We get the same causal graph. Now identification and estimation is done as before.

In [11]:
identified_estimand = model.identify_effect()
INFO:dowhy.causal_identifier:Common causes of treatment and outcome:{'X2', 'X4', 'X0', 'X1', 'U', 'X3'}
{'observed': 'yes'}
{'observed': 'yes'}
{'observed': 'yes'}
{'observed': 'yes'}
{'observed': 'no', 'label': 'Unobserved Confounders'}
There are unobserved common causes.
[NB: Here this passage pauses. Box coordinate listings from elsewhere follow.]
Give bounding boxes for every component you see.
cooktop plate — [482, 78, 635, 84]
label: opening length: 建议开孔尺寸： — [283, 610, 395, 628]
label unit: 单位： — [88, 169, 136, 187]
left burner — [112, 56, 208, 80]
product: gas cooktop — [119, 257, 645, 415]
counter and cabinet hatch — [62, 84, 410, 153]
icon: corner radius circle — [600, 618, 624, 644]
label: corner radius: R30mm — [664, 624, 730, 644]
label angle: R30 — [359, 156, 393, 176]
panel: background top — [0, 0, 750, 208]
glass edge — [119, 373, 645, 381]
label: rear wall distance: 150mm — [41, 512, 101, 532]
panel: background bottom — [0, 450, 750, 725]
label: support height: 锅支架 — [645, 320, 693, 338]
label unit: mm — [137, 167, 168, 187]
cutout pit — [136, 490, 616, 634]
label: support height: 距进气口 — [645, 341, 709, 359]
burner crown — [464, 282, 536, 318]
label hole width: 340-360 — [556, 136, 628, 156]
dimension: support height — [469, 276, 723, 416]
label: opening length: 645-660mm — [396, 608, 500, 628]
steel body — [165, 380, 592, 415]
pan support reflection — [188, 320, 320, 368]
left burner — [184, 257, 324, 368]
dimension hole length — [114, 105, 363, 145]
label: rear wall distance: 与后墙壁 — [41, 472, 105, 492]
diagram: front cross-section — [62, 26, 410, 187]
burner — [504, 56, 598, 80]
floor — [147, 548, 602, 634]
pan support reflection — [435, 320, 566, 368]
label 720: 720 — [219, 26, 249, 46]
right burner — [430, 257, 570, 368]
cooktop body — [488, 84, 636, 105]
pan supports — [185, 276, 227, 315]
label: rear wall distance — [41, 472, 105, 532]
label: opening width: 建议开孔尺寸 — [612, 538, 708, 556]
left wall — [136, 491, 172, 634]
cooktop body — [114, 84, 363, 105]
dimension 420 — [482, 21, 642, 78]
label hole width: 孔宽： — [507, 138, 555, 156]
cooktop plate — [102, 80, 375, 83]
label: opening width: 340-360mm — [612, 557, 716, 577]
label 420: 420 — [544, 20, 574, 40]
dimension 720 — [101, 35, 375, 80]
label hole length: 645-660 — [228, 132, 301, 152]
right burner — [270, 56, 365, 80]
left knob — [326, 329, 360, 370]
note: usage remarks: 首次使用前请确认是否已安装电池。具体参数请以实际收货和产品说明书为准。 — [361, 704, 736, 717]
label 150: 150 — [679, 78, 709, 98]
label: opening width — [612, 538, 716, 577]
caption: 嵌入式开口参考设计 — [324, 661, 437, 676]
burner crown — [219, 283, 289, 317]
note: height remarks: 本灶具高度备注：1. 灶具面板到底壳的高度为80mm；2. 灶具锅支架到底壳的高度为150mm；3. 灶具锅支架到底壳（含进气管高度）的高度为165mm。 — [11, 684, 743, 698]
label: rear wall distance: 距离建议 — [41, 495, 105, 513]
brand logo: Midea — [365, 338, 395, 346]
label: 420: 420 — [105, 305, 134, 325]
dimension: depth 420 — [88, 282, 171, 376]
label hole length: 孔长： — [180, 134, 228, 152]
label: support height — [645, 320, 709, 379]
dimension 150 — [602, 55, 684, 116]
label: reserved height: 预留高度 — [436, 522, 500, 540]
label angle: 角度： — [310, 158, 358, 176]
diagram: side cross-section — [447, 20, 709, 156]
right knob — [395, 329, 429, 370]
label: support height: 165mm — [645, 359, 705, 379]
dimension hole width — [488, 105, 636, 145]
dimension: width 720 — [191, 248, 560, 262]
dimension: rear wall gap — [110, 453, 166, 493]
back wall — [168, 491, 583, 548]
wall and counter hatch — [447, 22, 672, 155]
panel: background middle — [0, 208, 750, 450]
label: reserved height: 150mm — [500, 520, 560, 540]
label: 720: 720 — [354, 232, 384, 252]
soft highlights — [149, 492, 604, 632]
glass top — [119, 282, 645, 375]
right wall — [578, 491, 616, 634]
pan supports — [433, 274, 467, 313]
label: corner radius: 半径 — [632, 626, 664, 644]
Causal effect cannot be identified.
WARN: Do you want to continue by ignoring these unobserved confounders? [y/n] y
INFO:dowhy.causal_identifier:Instrumental variables for treatment and outcome:[]
  • Estimation
In [12]:
estimate = model.estimate_effect(identified_estimand,
        method_name="backdoor.linear_regression",
        test_significance=True
        )
print(estimate)
print("Causal Estimate is " + str(estimate.value))
INFO:dowhy.causal_estimator:INFO: Using Linear Regression Estimator
INFO:dowhy.causal_estimator:b: y~v+X2+X4+X0+X1+X3
LinearRegressionEstimator
*** Causal Estimate ***

## Target estimand
Estimand type: ate
### Estimand : 1
Estimand name: iv
No such variable found!
### Estimand : 2
Estimand name: backdoor
Estimand expression:
d
──(Expectation(y|X2,X4,X0,X1,X3))
dv
Estimand assumption 1, Unconfoundedness: If U→v and U→y then P(y|v,X2,X4,X0,X1,X3,U) = P(y|v,X2,X4,X0,X1,X3)

## Realized estimand
b: y~v+X2+X4+X0+X1+X3
## Estimate
Value: 10.00000000000015

## Statistical Significance
p-value: 0.0

Causal Estimate is 10.00000000000015

Refuting the estimate

Now refuting the obtained estimate.

Adding a random common cause variable

In [13]:
res_random=model.refute_estimate(identified_estimand, estimate, method_name="random_common_cause")
print(res_random)
INFO:dowhy.causal_estimator:INFO: Using Linear Regression Estimator
INFO:dowhy.causal_estimator:b: y~v+X2+X4+X0+X1+X3+w_random
Refute: Add a Random Common Cause
Estimated effect:(10.00000000000015,)
New effect:(-0.008273576773682779,)

Replacing treatment with a random (placebo) variable

In [14]:
res_placebo=model.refute_estimate(identified_estimand, estimate,
        method_name="placebo_treatment_refuter", placebo_type="permute")
print(res_placebo)
INFO:dowhy.causal_estimator:INFO: Using Linear Regression Estimator
INFO:dowhy.causal_estimator:b: y~placebo+X2+X4+X0+X1+X3
Refute: Use a Placebo Treatment
Estimated effect:(10.00000000000015,)
New effect:(-0.14478665707304159,)

Removing a random subset of the data

In [15]:
res_subset=model.refute_estimate(identified_estimand, estimate,
        method_name="data_subset_refuter", subset_fraction=0.9)
print(res_subset)

INFO:dowhy.causal_estimator:INFO: Using Linear Regression Estimator
INFO:dowhy.causal_estimator:b: y~v+X2+X4+X0+X1+X3
Refute: Use a subset of data
Estimated effect:(10.00000000000015,)
New effect:(0.004110499904372903,)

As you can see, the linear regression estimator is very sensitive to simple refutations.